Chapter 3 a glittering success…
“My summer was rubbish,” I tell Alice while we’re unpacking our trunks and settling back into school for the start of the autumn term. “My dad just dumped me in our French house for the whole ten weeks with strict instructions that I had to do at least four hours’ school work every day. My granny wasn’t well so he hired this scary dragon woman with whiskers on her chin to look after me and he didn’t bother to come and see me, not even once. He kept phoning and saying he’d be over soon so we could go out on the boat. But he never even did. He just got more and more stressed and snappy on the phone as the weeks went by. Apparently something big was happening at work again, and he said it was too impossible to leave. Lucky Sebastian was off jet-skiing with a friend so I didn’t get to see him either. Boring is an understatement, Alice. I had nothing to do but work, work, work, apart from the pool I suppose, but that’s not much fun on your own. Sometimes I think my dad forgets I’m still a child.”
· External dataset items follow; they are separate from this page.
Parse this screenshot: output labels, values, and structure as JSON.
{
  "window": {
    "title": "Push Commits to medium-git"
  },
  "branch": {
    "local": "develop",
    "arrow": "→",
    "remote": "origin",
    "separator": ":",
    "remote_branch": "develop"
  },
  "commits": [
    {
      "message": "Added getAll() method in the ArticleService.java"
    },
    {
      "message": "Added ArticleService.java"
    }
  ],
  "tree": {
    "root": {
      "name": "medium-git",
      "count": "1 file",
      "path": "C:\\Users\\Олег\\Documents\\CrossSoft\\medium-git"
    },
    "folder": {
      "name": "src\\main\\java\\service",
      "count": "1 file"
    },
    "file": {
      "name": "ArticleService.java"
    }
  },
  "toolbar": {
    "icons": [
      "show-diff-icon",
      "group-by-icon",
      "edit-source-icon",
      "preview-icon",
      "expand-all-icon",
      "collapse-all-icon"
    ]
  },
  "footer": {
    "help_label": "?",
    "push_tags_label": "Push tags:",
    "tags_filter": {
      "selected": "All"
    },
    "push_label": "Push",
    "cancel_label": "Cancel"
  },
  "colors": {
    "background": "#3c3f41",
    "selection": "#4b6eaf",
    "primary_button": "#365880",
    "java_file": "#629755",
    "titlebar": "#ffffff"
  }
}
“My summer was terrible too,” sighs Alice, lying back on her bed. “My parents just bickered the whole time we were in Greece. I sometimes wonder why they even stay married. I mean, plenty of parents get a divorce. I don’t know what the big deal is.”
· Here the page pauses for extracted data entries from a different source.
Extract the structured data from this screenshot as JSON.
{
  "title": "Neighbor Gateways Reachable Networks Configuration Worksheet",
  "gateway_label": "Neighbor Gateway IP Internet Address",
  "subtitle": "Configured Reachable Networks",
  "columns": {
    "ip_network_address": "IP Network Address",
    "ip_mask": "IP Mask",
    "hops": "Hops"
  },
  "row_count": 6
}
“Parents have strange ideas,” I say. “I tried to talk to Sebastian about my mum and about what happened to her when we were out buying our uniforms. I wanted to see if there’s an actual reason behind the fact that my dad won’t let me play the violin. But he said he doesn’t remember anything about her, except her red hair and a tune that she used to play to him while he was drifting off to sleep.”
“That’s so sad,” says Alice. “I can’t imagine what it would be like without my mum.”
“I wish I could remember something about her,” I say. “I wonder if she ever played a tune to me?”
When we’ve unpacked and had our tea and sat through a house meeting and shared summer stories and welcomed the new girls, Alice and I sneak out of our window and on to the flat roof to look at the sky. Above us is a soft glittering blanket that twinkles through the darkness and wraps us up in stars.
“I’m so glad to be back,” I whisper.
“Me too,” says Alice.
“Whoever invented the stars,” I say, “truly was a glittering success. Can you imagine what it would be like to fly through them and feel them glittering all about you?”